Below illustrates a crude “sequence” that assigns an incrementing counter to a primary key column: It should be noted that for real “incrementing sequence” behavior, the built-in capabilities of the database should normally be used, which may include sequence objects or other autoincrementing capabilities.The above SQL functions are usually executed “inline” with the INSERT or UPDATE statement being executed, meaning, a single statement is executed which embeds the given expressions or subqueries within the VALUES or SET clause of the statement.Although in some cases, the function is “pre-executed” in a SELECT statement of its own beforehand.For primary key columns, SQLAlchemy will in most cases use these capabilities automatically.See the API documentation for of a statement is an internal SQLAlchemy object which contains all information about the statement being executed, including its source expression, the parameters associated with it and the cursor.Two popular reasons to use compound trigger are: CREATE OR REPLACE TRIGGER compound_trigger_name FOR [INSERT|DELETE]UPDATE [OF column] ON table COMPOUND TRIGGER -- Declarative Section (optional) -- Variables declared here have firing-statement duration.
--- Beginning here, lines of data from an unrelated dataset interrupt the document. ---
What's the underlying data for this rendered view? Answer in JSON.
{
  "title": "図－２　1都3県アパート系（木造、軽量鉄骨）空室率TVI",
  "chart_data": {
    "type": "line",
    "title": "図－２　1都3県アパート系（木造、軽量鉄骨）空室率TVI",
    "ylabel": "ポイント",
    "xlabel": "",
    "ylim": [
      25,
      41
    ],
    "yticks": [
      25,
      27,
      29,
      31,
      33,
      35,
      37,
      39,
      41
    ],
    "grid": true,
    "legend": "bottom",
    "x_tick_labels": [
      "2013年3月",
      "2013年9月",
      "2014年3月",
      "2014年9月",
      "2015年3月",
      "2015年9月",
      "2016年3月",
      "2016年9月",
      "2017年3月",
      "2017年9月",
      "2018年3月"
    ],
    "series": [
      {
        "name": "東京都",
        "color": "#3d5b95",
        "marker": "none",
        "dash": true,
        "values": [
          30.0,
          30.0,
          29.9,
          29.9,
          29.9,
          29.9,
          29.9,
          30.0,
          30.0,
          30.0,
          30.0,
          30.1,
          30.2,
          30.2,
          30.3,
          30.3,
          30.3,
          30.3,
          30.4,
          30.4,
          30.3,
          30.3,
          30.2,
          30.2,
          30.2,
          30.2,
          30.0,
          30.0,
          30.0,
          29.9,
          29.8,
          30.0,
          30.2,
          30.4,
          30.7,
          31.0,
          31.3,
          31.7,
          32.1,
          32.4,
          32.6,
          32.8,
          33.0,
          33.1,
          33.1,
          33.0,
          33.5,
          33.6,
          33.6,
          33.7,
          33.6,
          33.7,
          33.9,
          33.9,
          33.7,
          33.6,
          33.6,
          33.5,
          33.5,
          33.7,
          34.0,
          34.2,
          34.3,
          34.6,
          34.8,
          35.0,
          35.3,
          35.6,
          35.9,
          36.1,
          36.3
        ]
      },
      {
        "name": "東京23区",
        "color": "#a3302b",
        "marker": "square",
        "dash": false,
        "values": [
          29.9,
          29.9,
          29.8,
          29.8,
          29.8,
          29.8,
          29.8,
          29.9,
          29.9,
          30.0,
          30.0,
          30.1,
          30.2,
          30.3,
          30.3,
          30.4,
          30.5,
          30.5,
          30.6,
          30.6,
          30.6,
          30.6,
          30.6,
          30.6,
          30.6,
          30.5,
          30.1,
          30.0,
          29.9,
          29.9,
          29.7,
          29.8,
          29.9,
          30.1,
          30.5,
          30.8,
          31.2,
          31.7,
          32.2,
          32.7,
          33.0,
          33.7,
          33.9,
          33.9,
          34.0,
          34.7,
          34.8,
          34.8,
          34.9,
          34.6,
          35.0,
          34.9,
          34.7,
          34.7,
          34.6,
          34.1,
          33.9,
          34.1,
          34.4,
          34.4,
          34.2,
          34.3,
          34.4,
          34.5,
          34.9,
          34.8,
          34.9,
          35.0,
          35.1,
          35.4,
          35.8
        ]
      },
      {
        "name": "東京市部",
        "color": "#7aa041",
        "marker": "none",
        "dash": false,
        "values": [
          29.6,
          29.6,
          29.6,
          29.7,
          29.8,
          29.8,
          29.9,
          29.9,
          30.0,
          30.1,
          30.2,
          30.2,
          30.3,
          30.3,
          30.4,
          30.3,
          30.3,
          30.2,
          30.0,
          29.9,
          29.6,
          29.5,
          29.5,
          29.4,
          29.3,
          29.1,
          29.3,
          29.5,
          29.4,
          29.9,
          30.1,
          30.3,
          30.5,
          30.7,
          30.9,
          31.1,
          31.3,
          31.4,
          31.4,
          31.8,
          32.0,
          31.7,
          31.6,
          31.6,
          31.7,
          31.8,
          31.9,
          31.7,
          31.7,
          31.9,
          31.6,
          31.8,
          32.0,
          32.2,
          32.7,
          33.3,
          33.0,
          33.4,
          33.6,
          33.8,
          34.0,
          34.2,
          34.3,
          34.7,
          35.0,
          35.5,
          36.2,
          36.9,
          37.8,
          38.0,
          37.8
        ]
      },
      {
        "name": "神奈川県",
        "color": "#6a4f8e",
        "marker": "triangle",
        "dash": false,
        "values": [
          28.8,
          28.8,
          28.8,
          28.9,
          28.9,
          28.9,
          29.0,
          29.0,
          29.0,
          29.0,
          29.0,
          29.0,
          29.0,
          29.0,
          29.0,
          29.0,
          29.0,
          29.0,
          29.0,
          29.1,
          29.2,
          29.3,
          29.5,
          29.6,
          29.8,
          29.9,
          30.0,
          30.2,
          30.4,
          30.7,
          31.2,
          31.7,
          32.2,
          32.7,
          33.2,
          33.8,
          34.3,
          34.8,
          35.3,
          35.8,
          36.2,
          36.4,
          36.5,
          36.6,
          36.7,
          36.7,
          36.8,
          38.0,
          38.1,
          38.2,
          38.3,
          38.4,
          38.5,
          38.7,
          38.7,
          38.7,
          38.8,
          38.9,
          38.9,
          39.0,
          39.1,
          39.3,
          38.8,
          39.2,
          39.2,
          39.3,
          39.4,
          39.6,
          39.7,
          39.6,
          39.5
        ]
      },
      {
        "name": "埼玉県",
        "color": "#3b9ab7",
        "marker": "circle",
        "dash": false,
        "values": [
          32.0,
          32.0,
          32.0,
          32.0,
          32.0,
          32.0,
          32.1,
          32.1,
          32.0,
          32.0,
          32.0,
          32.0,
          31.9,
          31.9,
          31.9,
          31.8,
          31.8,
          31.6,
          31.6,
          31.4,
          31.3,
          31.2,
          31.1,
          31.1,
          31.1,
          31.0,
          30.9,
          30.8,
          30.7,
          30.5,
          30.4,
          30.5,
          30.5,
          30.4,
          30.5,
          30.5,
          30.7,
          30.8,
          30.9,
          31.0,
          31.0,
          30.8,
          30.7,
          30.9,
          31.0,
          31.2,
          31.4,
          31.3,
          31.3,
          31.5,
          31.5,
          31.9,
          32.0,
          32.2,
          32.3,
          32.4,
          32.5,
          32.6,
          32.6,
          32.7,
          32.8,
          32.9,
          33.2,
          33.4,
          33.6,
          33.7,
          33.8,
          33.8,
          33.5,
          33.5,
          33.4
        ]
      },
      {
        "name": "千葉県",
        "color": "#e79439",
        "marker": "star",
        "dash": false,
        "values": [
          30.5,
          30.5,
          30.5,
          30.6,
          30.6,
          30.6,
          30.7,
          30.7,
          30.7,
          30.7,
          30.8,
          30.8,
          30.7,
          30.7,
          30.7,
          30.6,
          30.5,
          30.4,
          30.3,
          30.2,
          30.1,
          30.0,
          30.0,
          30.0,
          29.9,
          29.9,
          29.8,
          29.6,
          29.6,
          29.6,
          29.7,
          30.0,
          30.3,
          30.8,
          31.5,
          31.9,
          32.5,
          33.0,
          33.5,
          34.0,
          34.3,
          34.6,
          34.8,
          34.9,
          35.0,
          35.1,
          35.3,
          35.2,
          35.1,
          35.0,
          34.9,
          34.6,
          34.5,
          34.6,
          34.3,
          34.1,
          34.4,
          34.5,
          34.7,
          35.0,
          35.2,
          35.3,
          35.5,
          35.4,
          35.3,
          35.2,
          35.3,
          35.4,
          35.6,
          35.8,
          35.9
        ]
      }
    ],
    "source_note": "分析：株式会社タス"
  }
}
--Executed before DML statement BEFORE STATEMENT IS BEGIN NULL; END BEFORE STATEMENT; --Executed before each row change- : NEW, : OLD are available BEFORE EACH ROW IS BEGIN NULL; END BEFORE EACH ROW; --Executed aftereach row change- : NEW, : OLD are available AFTER EACH ROW IS BEGIN NULL; END AFTER EACH ROW; --Executed after DML statement AFTER STATEMENT IS BEGIN NULL; END AFTER STATEMENT; END compound_trigger_name; Hopefully this example with make things more clear. SALARY IS NULL) ) THEN v_index := v_index 1; v_emp_changes(v_index).upd_dt := SYSDATE; v_emp_changes(v_index).upd_by := SYS_CONTEXT ('USERENV', 'SESSION_USER'); v_emp_changes(v_index).emp_id := : NEW.emp_id; v_emp_changes(v_index).field := 'SALARY'; v_emp_changes(v_index).from_value := to_char(: OLD.
This happens when all of the following is true: Whether or not the default generation clause “pre-executes” is not something that normally needs to be considered, unless it is being addressed for performance reasons.
When the statement is executed with a single set of parameters (that is, it is not an “executemany” style execution), the returned is similar to that of a regular SQL default; if it’s placed on a primary key column for a database which doesn’t have a way to “postfetch” the ID, and the statement is not “inlined”, the SQL expression is pre-executed; otherwise, SQLAlchemy lets the default fire off on the database side normally. This is becaue the “post-fetch” operation requires that the primary key value already be available, so that the row can be selected on its primary key.
With the compound trigger, both the statement-level and row-level action can be put up in a single trigger.
Plus there is an added advantage: it allows sharing of common state between all the trigger-points using variable.
It is most commonly used in conjunction with a single integer primary key column: Where above, the table “cartitems” is associated with a sequence named “cart_id_seq”.